As previously announced, in Q2/22 Surge was successful at a
highly competitive Saskatchewan Crown Land Sale in the Steelman area, which added more than 40 net
internally estimated4, light oil Frobisher drilling locations to the Company's
inventory. As part of the Company's 2H/22 drilling program in
SE Saskatchewan, 6 gross (6 net)
horizontal Frobisher wells were
drilled on the newly acquired lands. All 6 of these wells are
currently on production and are exceeding internal type curve
expectations with average 30 day initial production rates of more
than 450 boepd (86% light oil) per well, versus an internal type
curve expectation of 250 boepd per well. Each of the 6 wells had a
pay out of less than 11 weeks (at an average WTI price of
US$85/bbl from August to December 2022) demonstrating the strong economics
associated with Surge's large development drilling
inventory4 in SE
Saskatchewan.
At the Company's Sparky core area, current production is now
exceeding 10,500 boepd (>85 percent liquids; 25° API average oil
quality) for the first time in the Company's history, up over 775
percent from 1,200 boepd eight years ago. Surge has a 12 year
Sparky drilling inventory of more than 480 internally estimated
locations4, as well as further waterflood upside.

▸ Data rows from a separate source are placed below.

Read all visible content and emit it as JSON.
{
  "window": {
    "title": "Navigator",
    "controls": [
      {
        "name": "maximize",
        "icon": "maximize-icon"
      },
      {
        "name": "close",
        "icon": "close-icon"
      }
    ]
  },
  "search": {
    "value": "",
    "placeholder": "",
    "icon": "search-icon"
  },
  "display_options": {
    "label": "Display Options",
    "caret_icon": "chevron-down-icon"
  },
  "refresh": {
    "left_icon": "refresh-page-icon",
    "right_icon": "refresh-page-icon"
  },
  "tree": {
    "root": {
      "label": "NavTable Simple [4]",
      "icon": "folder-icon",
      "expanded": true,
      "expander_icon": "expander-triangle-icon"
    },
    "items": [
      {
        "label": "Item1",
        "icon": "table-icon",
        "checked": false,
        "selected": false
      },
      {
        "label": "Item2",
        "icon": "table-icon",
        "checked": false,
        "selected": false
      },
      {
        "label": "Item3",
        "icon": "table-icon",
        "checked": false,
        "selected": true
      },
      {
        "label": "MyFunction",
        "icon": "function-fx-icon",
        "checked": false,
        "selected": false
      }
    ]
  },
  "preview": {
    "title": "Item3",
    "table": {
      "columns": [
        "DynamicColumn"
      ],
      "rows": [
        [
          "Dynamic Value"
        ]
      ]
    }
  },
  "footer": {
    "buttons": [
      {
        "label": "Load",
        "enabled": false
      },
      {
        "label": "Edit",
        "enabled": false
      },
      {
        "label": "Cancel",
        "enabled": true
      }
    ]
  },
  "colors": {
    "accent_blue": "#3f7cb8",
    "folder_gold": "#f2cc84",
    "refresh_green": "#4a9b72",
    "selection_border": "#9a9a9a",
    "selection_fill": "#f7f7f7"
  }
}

In addition to adding the low, 12 percent decline, waterflooded
assets through the Acquisition, Surge has continued to
strategically pursue waterfloods in both its Sparky and
SE Saskatchewan core areas, as
well as at Sawn Lake. In 2022 Surge converted 8 wells to water
injection in the Sparky core area, 1 well to injection at its
Midale oil pool at Steelman, Saskatchewan, and 3 wells to
injection in the Company's Slave Point pool at Sawn Lake in
northern Alberta. The continued
pursuit of waterflood with the conversion of wells to water
injection in the Company's core areas helps lower declines,
improves recovery factors, and adds to the sustainability of
Surge's dividend plus modest growth business model.
Surge has continued the Company's operational momentum into
early 2023, with two drilling rigs active in its Sparky and
SE Saskatchewan core areas. Surge
plans to drill 67 net wells in 2023, comprised of 37 net Sparky
wells, and 30 net SE Saskatchewan
wells.
On this basis, the Company commenced Surge's winter drilling
program in December of 2022, and has now completed the drilling of
10 net Sparky locations and 8 net wells in SE Saskatchewan. All wells from both the Q1/23
Sparky and SE Saskatchewan
drilling programs are anticipated to be completed and on production
prior to March 31, 2023.
ENVIRONMENTAL, SOCIAL, AND GOVERNANCE
Surge's 2021 Sustainability Report was published Q4 2022 and can
be found on the company's website. Surge's 2022 Sustainability
Report is expected to be published in Q3 2023.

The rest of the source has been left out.